The Allies' new units are kinda weak. They include the battle fortress (a big APC that doesn't dish out as much damage as you'd hope and moves pretty slowly), the guardian GI's (overpriced surface to air rocket guys who move slower than any other unit in the game), the commando (Tanya, pretty much), and the robot tank, which can't be mentally dominated, but is dependent on your base having power (you see the usefulness of flying saucers now?).
The Soviets' new units are cooler but pretty sparse. The spy-plane is useless (you can't kill an enemy by taking pictures of them) and the battle bunker is less useful than a gas station for garrisoning troops. However, the new Boris unit's ability to call down airstrikes is helpful and the Siege Chopper is just a handy unit.

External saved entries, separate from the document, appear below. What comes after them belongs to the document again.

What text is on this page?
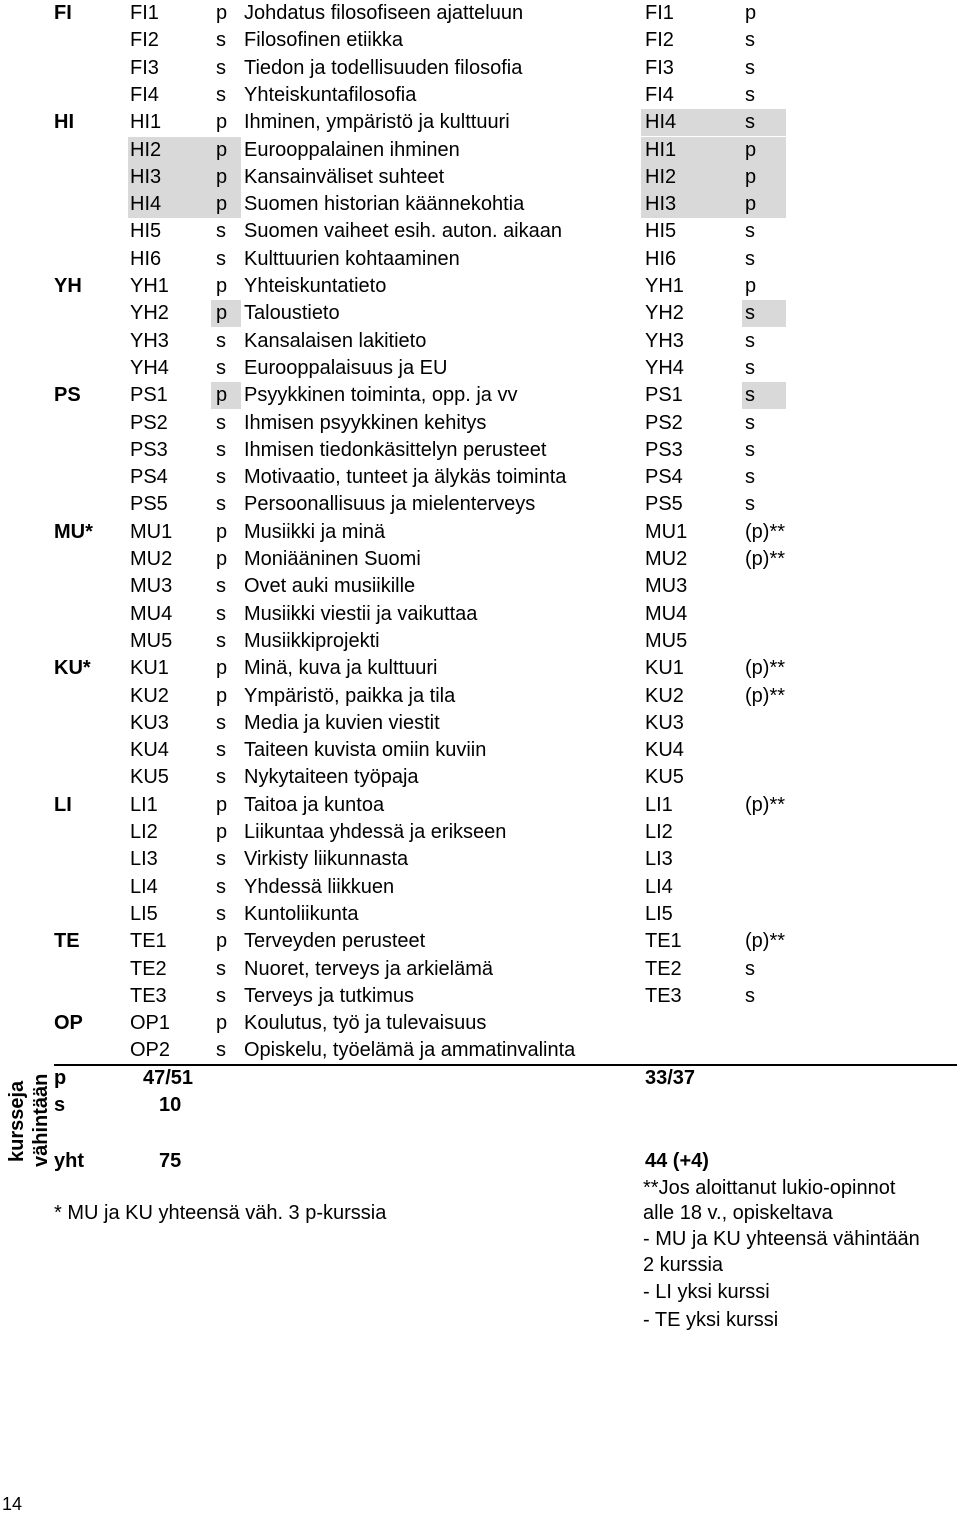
FI	FI1	p Johdatus filosofiseen ajatteluun	FI1	p
FI2	s Filosofinen etiikka	FI2	s
FI3	s Tiedon ja todellisuuden filosofia	FI3	s
FI4	s Yhteiskuntafilosofia	FI4	s
HI	HI1	p Ihminen, ympäristö ja kulttuuri	HI4	s
HI2	p Eurooppalainen ihminen	HI1	p
HI3	p Kansainväliset suhteet	HI2	p
HI4	p Suomen historian käännekohtia	HI3	p
HI5	s Suomen vaiheet esih. auton. aikaan	HI5	s
HI6	s Kulttuurien kohtaaminen	HI6	s
YH YH1	p Yhteiskuntatieto	YH1	p
YH2	p Taloustieto	YH2	s
YH3	s Kansalaisen lakitieto	YH3	s
YH4	s Eurooppalaisuus ja EU	YH4	s
PS PS1	p Psyykkinen toiminta, opp. ja vv	PS1	s
PS2	s Ihmisen psyykkinen kehitys	PS2	s
PS3	s Ihmisen tiedonkäsittelyn perusteet	PS3	s
PS4	s Motivaatio, tunteet ja älykäs toiminta	PS4	s
PS5	s Persoonallisuus ja mielenterveys	PS5	s
MU* MU1	p Musiikki ja minä	MU1	(p)**
MU2	p Moniääninen Suomi	MU2	(p)**
MU3	s Ovet auki musiikille	MU3
MU4	s Musiikki viestii ja vaikuttaa	MU4
MU5	s Musiikkiprojekti	MU5
KU* KU1	p Minä, kuva ja kulttuuri	KU1	(p)**
KU2	p Ympäristö, paikka ja tila	KU2	(p)**
KU3	s Media ja kuvien viestit	KU3
KU4	s Taiteen kuvista omiin kuviin	KU4
KU5	s Nykytaiteen työpaja	KU5
LI	LI1	p Taitoa ja kuntoa	LI1	(p)**
LI2	p Liikuntaa yhdessä ja erikseen	LI2
LI3	s Virkisty liikunnasta	LI3
LI4	s Yhdessä liikkuen	LI4
LI5	s Kuntoliikunta	LI5
TE	TE1	p Terveyden perusteet	TE1	(p)**
TE2	s Nuoret, terveys ja arkielämä	TE2	s
TE3	s Terveys ja tutkimus	TE3	s
OP OP1	p Koulutus, työ ja tulevaisuus
OP2	s Opiskelu, työelämä ja ammatinvalinta
kursseja vähintään p	47/51	33/37
s	10
yht	75	44 (+4)
* MU ja KU yhteensä väh. 3 p-kurssia
**Jos aloittanut lukio-opinnot
alle 18 v., opiskeltava
- MU ja KU yhteensä vähintään
2 kurssia
- LI yksi kurssi
- TE yksi kurssi
14
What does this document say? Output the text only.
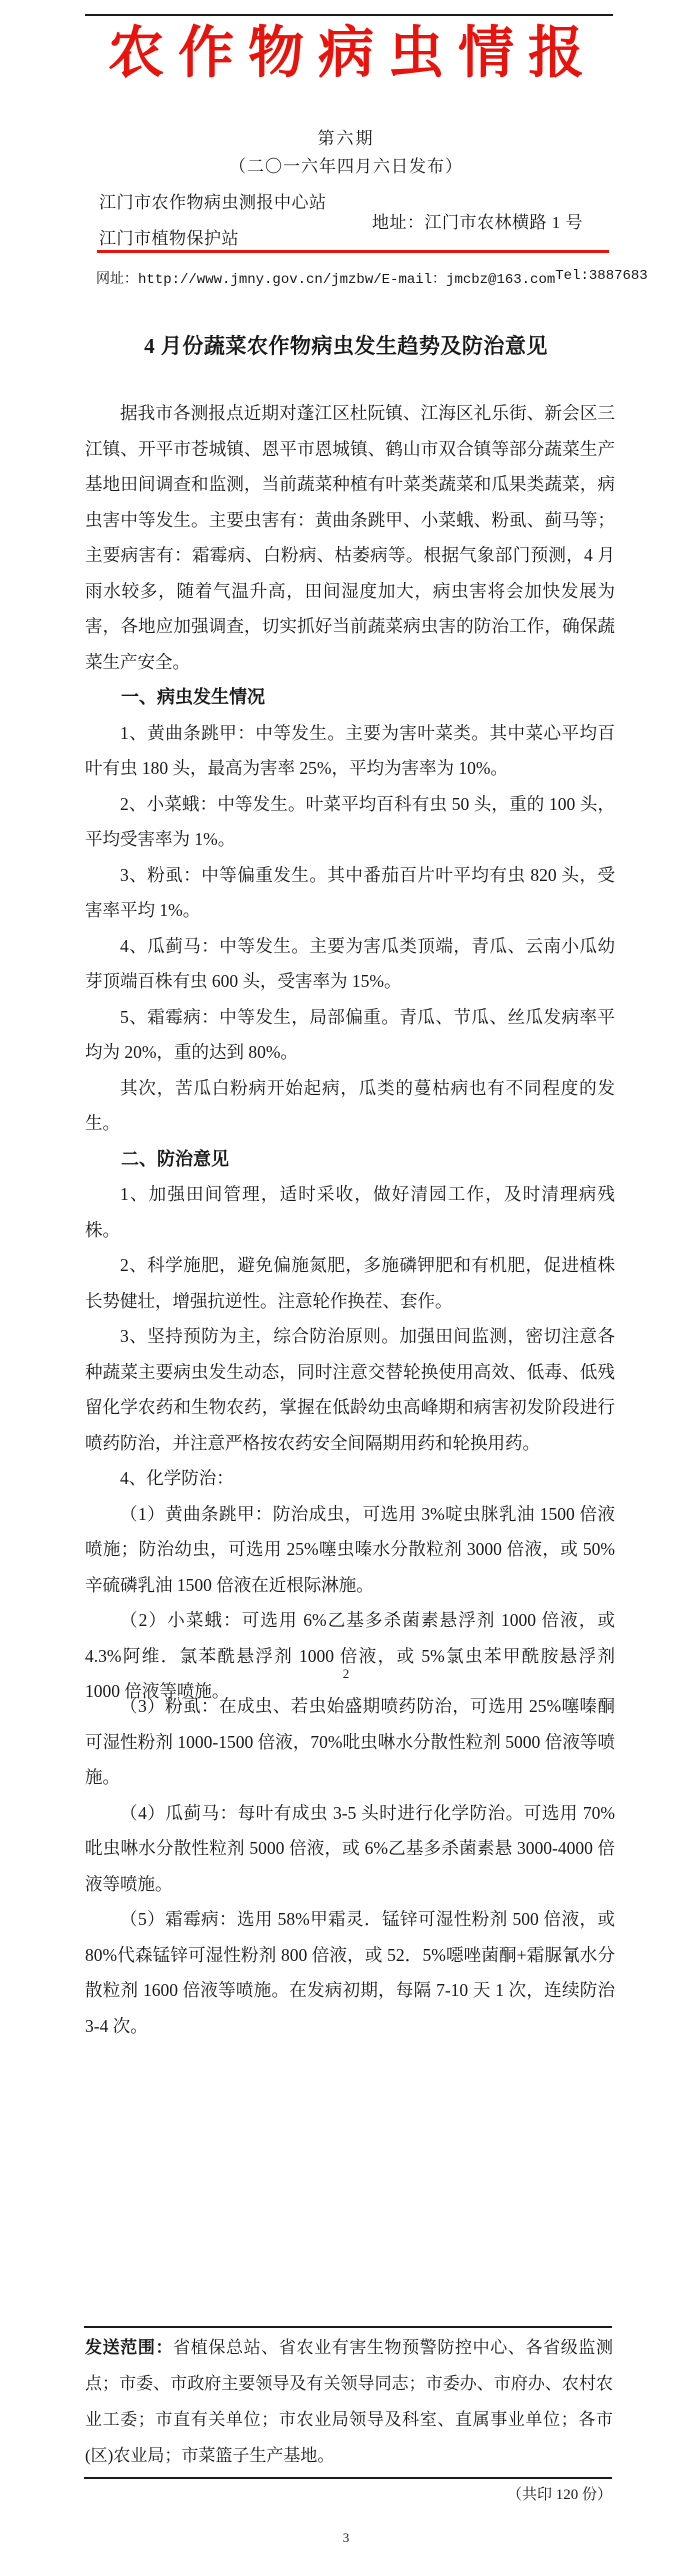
农作物病虫情报
第六期
（二〇一六年四月六日发布）
江门市农作物病虫测报中心站
江门市植物保护站
地址：江门市农林横路 1 号
网址：http://www.jmny.gov.cn/jmzbw/ E-mail：jmcbz@163.com Tel:3887683
4 月份蔬菜农作物病虫发生趋势及防治意见

据我市各测报点近期对蓬江区杜阮镇、江海区礼乐街、新会区三江镇、开平市苍城镇、恩平市恩城镇、鹤山市双合镇等部分蔬菜生产基地田间调查和监测，当前蔬菜种植有叶菜类蔬菜和瓜果类蔬菜，病虫害中等发生。主要虫害有：黄曲条跳甲、小菜蛾、粉虱、蓟马等；主要病害有：霜霉病、白粉病、枯萎病等。根据气象部门预测，4 月雨水较多，随着气温升高，田间湿度加大，病虫害将会加快发展为害，各地应加强调查，切实抓好当前蔬菜病虫害的防治工作，确保蔬菜生产安全。

一、病虫发生情况

1、黄曲条跳甲：中等发生。主要为害叶菜类。其中菜心平均百叶有虫 180 头，最高为害率 25%，平均为害率为 10%。

2、小菜蛾：中等发生。叶菜平均百科有虫 50 头，重的 100 头，平均受害率为 1%。

3、粉虱：中等偏重发生。其中番茄百片叶平均有虫 820 头，受害率平均 1%。

4、瓜蓟马：中等发生。主要为害瓜类顶端，青瓜、云南小瓜幼芽顶端百株有虫 600 头，受害率为 15%。

5、霜霉病：中等发生，局部偏重。青瓜、节瓜、丝瓜发病率平均为 20%，重的达到 80%。

其次，苦瓜白粉病开始起病，瓜类的蔓枯病也有不同程度的发生。

二、防治意见

1、加强田间管理，适时采收，做好清园工作，及时清理病残株。

2、科学施肥，避免偏施氮肥，多施磷钾肥和有机肥，促进植株长势健壮，增强抗逆性。注意轮作换茬、套作。

3、坚持预防为主，综合防治原则。加强田间监测，密切注意各种蔬菜主要病虫发生动态，同时注意交替轮换使用高效、低毒、低残留化学农药和生物农药，掌握在低龄幼虫高峰期和病害初发阶段进行喷药防治，并注意严格按农药安全间隔期用药和轮换用药。

4、化学防治：

（1）黄曲条跳甲：防治成虫，可选用 3%啶虫脒乳油 1500 倍液喷施；防治幼虫，可选用 25%噻虫嗪水分散粒剂 3000 倍液，或 50%辛硫磷乳油 1500 倍液在近根际淋施。

（2）小菜蛾：可选用 6%乙基多杀菌素悬浮剂 1000 倍液，或 4.3%阿维．氯苯酰悬浮剂 1000 倍液，或 5%氯虫苯甲酰胺悬浮剂 1000 倍液等喷施。

2

（3）粉虱：在成虫、若虫始盛期喷药防治，可选用 25%噻嗪酮可湿性粉剂 1000-1500 倍液，70%吡虫啉水分散性粒剂 5000 倍液等喷施。

（4）瓜蓟马：每叶有成虫 3-5 头时进行化学防治。可选用 70%吡虫啉水分散性粒剂 5000 倍液，或 6%乙基多杀菌素悬 3000-4000 倍液等喷施。

（5）霜霉病：选用 58%甲霜灵．锰锌可湿性粉剂 500 倍液，或 80%代森锰锌可湿性粉剂 800 倍液，或 52．5%噁唑菌酮+霜脲氰水分散粒剂 1600 倍液等喷施。在发病初期，每隔 7-10 天 1 次，连续防治 3-4 次。

发送范围：省植保总站、省农业有害生物预警防控中心、各省级监测点；市委、市政府主要领导及有关领导同志；市委办、市府办、农村农业工委；市直有关单位；市农业局领导及科室、直属事业单位；各市(区)农业局；市菜篮子生产基地。
（共印 120 份）
3
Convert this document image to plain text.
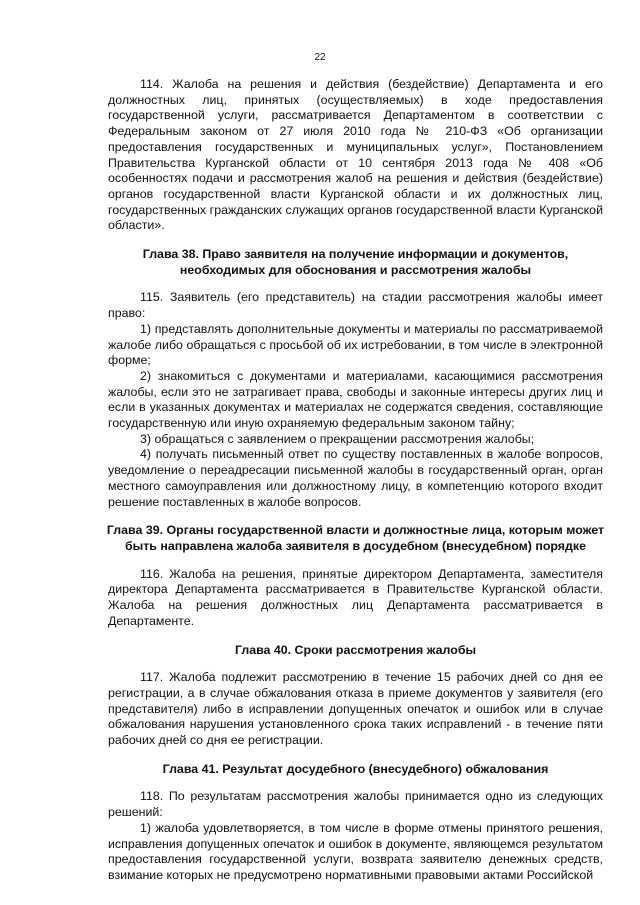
22

114. Жалоба на решения и действия (бездействие) Департамента и его должностных лиц, принятых (осуществляемых) в ходе предоставления государственной услуги, рассматривается Департаментом в соответствии с Федеральным законом от 27 июля 2010 года № 210-ФЗ «Об организации предоставления государственных и муниципальных услуг», Постановлением Правительства Курганской области от 10 сентября 2013 года № 408 «Об особенностях подачи и рассмотрения жалоб на решения и действия (бездействие) органов государственной власти Курганской области и их должностных лиц, государственных гражданских служащих органов государственной власти Курганской области».

Глава 38. Право заявителя на получение информации и документов,
необходимых для обоснования и рассмотрения жалобы

115. Заявитель (его представитель) на стадии рассмотрения жалобы имеет право:

1) представлять дополнительные документы и материалы по рассматриваемой жалобе либо обращаться с просьбой об их истребовании, в том числе в электронной форме;

2) знакомиться с документами и материалами, касающимися рассмотрения жалобы, если это не затрагивает права, свободы и законные интересы других лиц и если в указанных документах и материалах не содержатся сведения, составляющие государственную или иную охраняемую федеральным законом тайну;

3) обращаться с заявлением о прекращении рассмотрения жалобы;

4) получать письменный ответ по существу поставленных в жалобе вопросов, уведомление о переадресации письменной жалобы в государственный орган, орган местного самоуправления или должностному лицу, в компетенцию которого входит решение поставленных в жалобе вопросов.

Глава 39. Органы государственной власти и должностные лица, которым может
быть направлена жалоба заявителя в досудебном (внесудебном) порядке

116. Жалоба на решения, принятые директором Департамента, заместителя директора Департамента рассматривается в Правительстве Курганской области. Жалоба на решения должностных лиц Департамента рассматривается в Департаменте.

Глава 40. Сроки рассмотрения жалобы

117. Жалоба подлежит рассмотрению в течение 15 рабочих дней со дня ее регистрации, а в случае обжалования отказа в приеме документов у заявителя (его представителя) либо в исправлении допущенных опечаток и ошибок или в случае обжалования нарушения установленного срока таких исправлений - в течение пяти рабочих дней со дня ее регистрации.

Глава 41. Результат досудебного (внесудебного) обжалования

118. По результатам рассмотрения жалобы принимается одно из следующих решений:

1) жалоба удовлетворяется, в том числе в форме отмены принятого решения, исправления допущенных опечаток и ошибок в документе, являющемся результатом предоставления государственной услуги, возврата заявителю денежных средств, взимание которых не предусмотрено нормативными правовыми актами Российской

It's strong in the air against airborne targets and when deployed turns into a nicely ranged cannon.
As always, the cut-scene dramas are top notch and add to a cool story. The Soviets are still ugly (except for Lieutenant Eva... rrrowwrrr), the Americans are still American (mein Wuhrer, I can walk!), and Yuri is still a shockingly creepy villain. The correlation between mission objectives and story line is consistent, and there's usually an objective that takes advantage of some local landmark. For example, in Seattle you can garrison troops in the Space Needle and get a view of the entire map.
The graphics are the same as always - sharp, crisp sprites rule the day, though the whole thing still looks a bit dated. There are a few glitches when air-units attempt to fly over buildings. The game takes some weird prolonged pauses every once in awhile, which usually correspond to the completion of an objective or completion of a new structure, and are mildly irritating.
The load times, however, are pretty bad. It takes at least a minute and a half for a map to load, and if you try new tactics a lot (like I do) and they fail, you'll be staring at the loading screen more than you'd like.
The multiplayer aspect of Yuri's Revenge has been improved via a better online interface, ten new co-op missions, the ability to have six players on a map at once, and...(drumroll please)...the ability to play as Yuri's army! While Yuri isn't quite the safest bet to take into a multiplayer match, he does represent a new discipline to be mastered, and some of the coolest units in Red Alert history.
Yuri's Revenge is a fantastic expansion pack and is absolutely worth your time if you're a C&C fan. The paper-rock-scissors effect has never been so intricately factored into the units, the missions are interesting, and all your favorite actors (from Udo Kier to Ray Wise) are back to make Yuri's some of the sweetest revenge ever.